If you're building a library (which is most of the PHP I've been writing lately), the emphasis should be on small-unit tests. If you're building an application that is mostly just stitching together other libraries (which most should be), then yes, you'll probably have mainly functional/end-to-end tests. That's because the lower level tests are already written for you by the library author (who may be you, or not).
My current project is Tukio, a reference implementation of the in-progress PSR-14 standard for PHP. (That's where the examples in the article came from.) There's by design no external resources to think about (DB, etc.), so everything I'm doing is basically just feeding it data, where the data is sometimes a callable or class instance. So... I just make callables and class instances, kthxbye.
If you're making a library that uses a network connection, mocking that in your tests is crucial because you don't want to introduce the 500 extra variables of a network connection into your tests. You want to simulate the collection of variables you care about and test those. (Fake a 200 response, fake a timeout, etc.)

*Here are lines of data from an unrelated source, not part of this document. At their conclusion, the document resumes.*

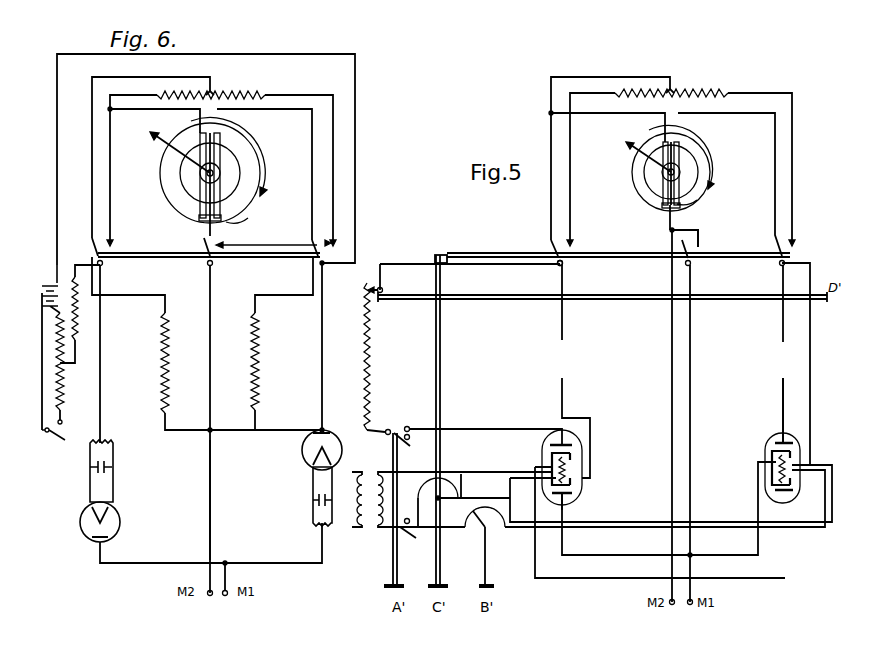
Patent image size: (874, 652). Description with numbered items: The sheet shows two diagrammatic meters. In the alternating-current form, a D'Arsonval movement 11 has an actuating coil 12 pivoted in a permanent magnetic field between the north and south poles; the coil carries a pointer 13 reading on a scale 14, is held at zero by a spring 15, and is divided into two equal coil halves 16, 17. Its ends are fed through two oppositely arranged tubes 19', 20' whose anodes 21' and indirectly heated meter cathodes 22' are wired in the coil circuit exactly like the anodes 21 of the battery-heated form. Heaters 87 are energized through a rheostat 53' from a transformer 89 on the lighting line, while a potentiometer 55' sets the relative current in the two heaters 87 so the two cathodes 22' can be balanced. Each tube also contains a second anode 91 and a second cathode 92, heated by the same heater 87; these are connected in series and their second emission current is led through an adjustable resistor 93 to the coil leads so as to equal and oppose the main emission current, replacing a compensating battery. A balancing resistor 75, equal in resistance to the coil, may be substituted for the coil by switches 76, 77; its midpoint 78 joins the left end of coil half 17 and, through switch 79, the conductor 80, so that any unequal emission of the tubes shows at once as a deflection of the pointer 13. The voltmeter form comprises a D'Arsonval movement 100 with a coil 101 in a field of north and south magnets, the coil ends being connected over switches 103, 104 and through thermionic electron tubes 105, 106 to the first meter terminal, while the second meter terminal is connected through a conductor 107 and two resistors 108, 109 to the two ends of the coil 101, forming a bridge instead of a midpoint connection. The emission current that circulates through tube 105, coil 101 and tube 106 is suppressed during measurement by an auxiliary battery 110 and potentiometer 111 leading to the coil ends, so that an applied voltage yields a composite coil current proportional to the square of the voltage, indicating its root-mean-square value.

In FIG. 5, the D'Arsonval movement 11 is at (611, 174).
In FIG. 5, the actuating coil 12 is at (675, 156).
In FIG. 5, the pointer 13 is at (642, 152).
In FIG. 5, the scale 14 is at (698, 131).
In FIG. 5, the spring 15 is at (658, 174).
In FIG. 5, the coil half 16 is at (690, 196).
In FIG. 5, the coil half 17 is at (663, 194).
In FIG. 5, the tube 19' is at (798, 410).
In FIG. 5, the tube 20' is at (592, 467).
In FIG. 5, the anode 21 is at (581, 507).
In FIG. 5, the anode 21' is at (763, 431).
In FIG. 5, the meter cathode 22' is at (664, 475).
In FIG. 5, the rheostat 53' is at (498, 530).
In FIG. 5, the potentiometer 55' is at (453, 471).
In FIG. 6, the balancing resistor 75 is at (236, 94).
In FIG. 5, the balancing resistor 75 is at (702, 91).
In FIG. 5, the switch 76 is at (783, 258).
In FIG. 5, the switch 77 is at (565, 263).
In FIG. 6, the midpoint 78 is at (210, 92).
In FIG. 5, the midpoint 78 is at (672, 90).
In FIG. 5, the switch 79 is at (698, 256).
In FIG. 5, the conductor 80 is at (712, 556).
In FIG. 5, the heater 87 is at (580, 470).
In FIG. 5, the transformer 89 is at (370, 512).
In FIG. 5, the second anode 91 is at (590, 436).
In FIG. 5, the second cathode 92 is at (572, 461).
In FIG. 5, the adjustable resistor 93 is at (371, 366).
In FIG. 6, the D'Arsonval movement 100 is at (228, 207).
In FIG. 6, the coil 101 is at (198, 205).
In FIG. 6, the switch 103 is at (103, 255).
In FIG. 6, the switch 104 is at (330, 255).
In FIG. 6, the thermionic electron tube 105 is at (122, 520).
In FIG. 6, the thermionic electron tube 106 is at (343, 448).
In FIG. 6, the conductor 107 is at (212, 472).
In FIG. 6, the resistor 108 is at (163, 358).
In FIG. 6, the resistor 109 is at (260, 362).
In FIG. 6, the auxiliary battery 110 is at (44, 290).
In FIG. 6, the potentiometer 111 is at (79, 318).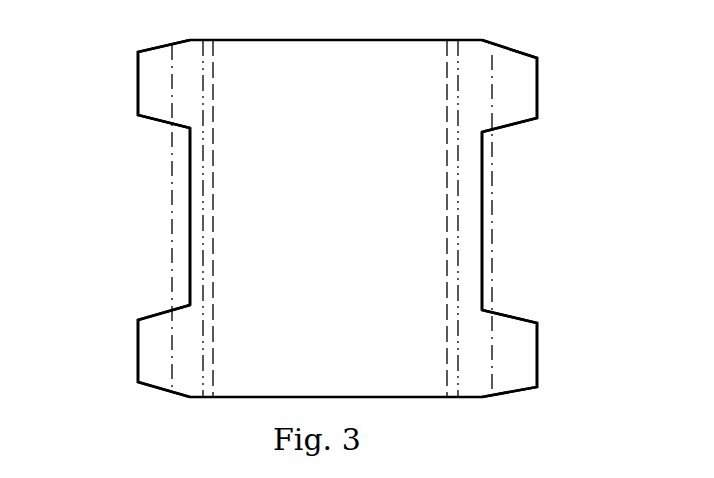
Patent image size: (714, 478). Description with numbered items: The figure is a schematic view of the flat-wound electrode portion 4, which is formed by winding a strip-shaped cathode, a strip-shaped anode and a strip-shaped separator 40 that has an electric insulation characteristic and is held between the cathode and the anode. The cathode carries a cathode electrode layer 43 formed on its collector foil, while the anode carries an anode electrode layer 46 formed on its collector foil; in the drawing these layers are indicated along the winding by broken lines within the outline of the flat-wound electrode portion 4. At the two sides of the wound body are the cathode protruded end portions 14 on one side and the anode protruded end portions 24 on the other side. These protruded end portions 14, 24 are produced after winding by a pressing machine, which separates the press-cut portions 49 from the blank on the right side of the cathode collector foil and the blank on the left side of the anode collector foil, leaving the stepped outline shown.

The flat-wound electrode portion 4 is at (483, 192).
The cathode protruded end portions 14 is at (512, 80).
The anode protruded end portions 24 is at (160, 80).
The separator 40 is at (172, 108).
The cathode electrode layer 43 is at (458, 222).
The anode electrode layer 46 is at (202, 183).
The press-cut portions 49 is at (165, 273).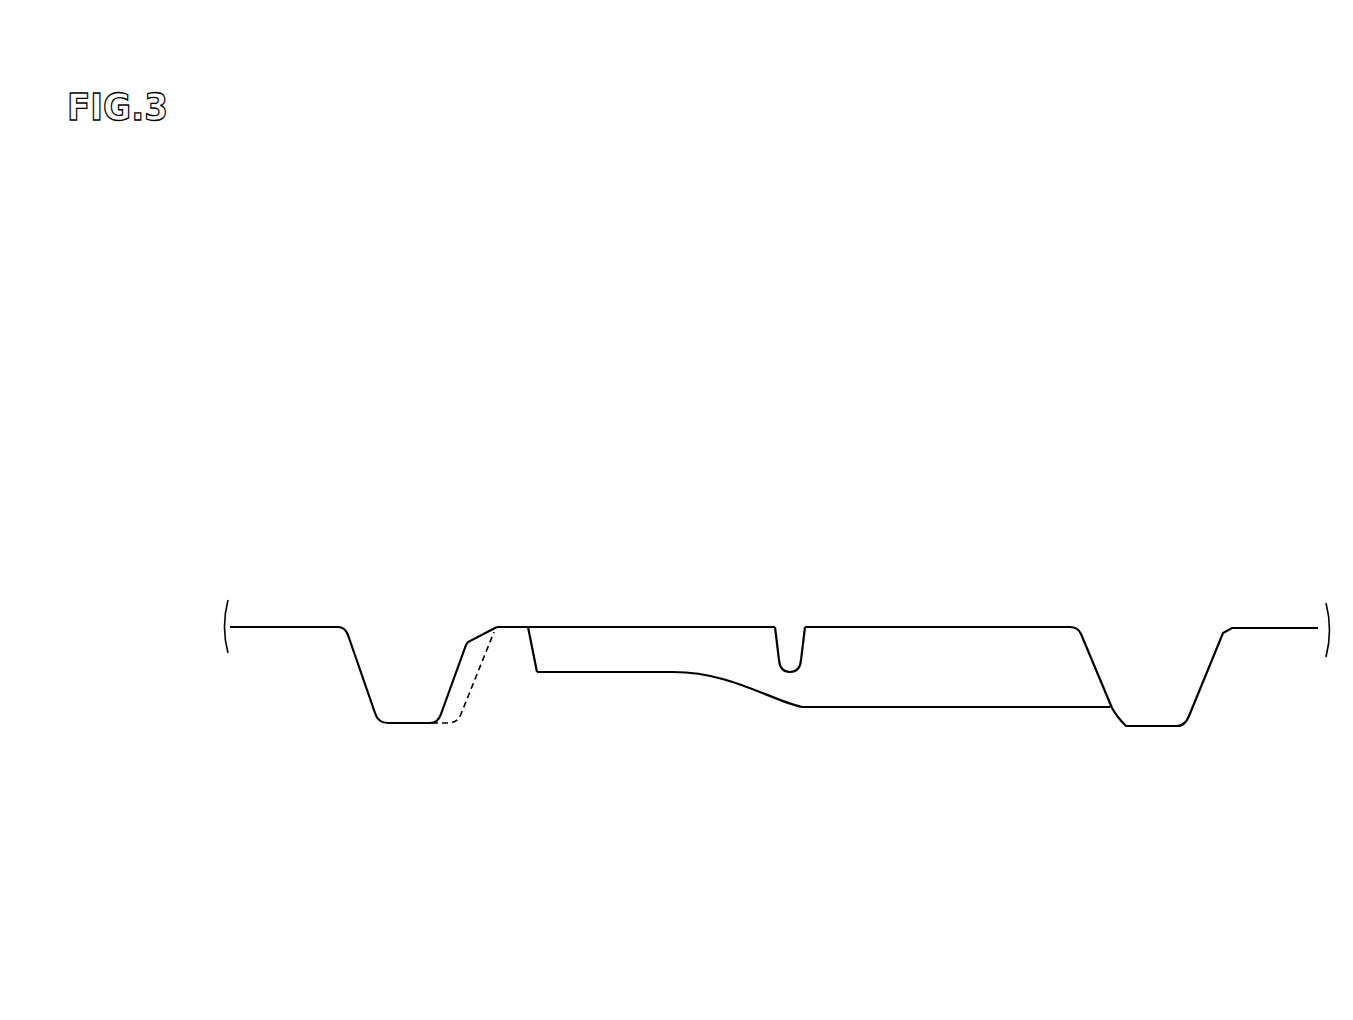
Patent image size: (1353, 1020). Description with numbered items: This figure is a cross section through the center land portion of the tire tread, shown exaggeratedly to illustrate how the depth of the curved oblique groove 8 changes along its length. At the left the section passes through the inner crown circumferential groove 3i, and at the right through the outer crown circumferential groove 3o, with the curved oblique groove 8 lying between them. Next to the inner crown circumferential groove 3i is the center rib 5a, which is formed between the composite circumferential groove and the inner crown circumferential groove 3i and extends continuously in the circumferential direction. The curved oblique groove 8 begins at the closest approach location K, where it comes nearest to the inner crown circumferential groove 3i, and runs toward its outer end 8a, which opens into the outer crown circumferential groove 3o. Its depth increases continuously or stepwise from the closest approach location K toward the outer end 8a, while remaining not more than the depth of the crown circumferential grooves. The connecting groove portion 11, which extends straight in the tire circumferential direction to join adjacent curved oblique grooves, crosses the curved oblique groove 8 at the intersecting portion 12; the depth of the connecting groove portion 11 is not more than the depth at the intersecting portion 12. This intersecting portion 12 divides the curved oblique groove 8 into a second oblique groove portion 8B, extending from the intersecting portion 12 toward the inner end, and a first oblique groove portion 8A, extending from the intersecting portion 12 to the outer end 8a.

The inner crown circumferential groove 3i is at (415, 612).
The outer crown circumferential groove 3o is at (1168, 613).
The center rib 5a is at (510, 642).
The closest approach location K is at (528, 610).
The curved oblique groove 8 is at (829, 512).
The first oblique groove portion 8A is at (956, 540).
The second oblique groove portion 8B is at (670, 612).
The outer end 8a is at (1093, 655).
The connecting groove portion 11 is at (790, 618).
The intersecting portion 12 is at (823, 603).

I am also, on the side, working on a simple photo gallery in Symfony 4. I'll be honest... it has no tests at all at the moment. That's because it's maybe 20 lines of code, plus templates, plus a bunch of external libraries. There's barely anything there to test, and I'm mostly just fiddling with it to see what happens at this point. At some point I'll probably put some functional tests around it, on principle, but at this point the fake image data I'd have to generate for it and the tooling to support it is not worth it. The libraries I'm using are all from Symfony and the PHP League, though, so I'm confident they're all very well tested. (Haven't hit a bug yet.)
As I've said elsewhere, best practices are contextual.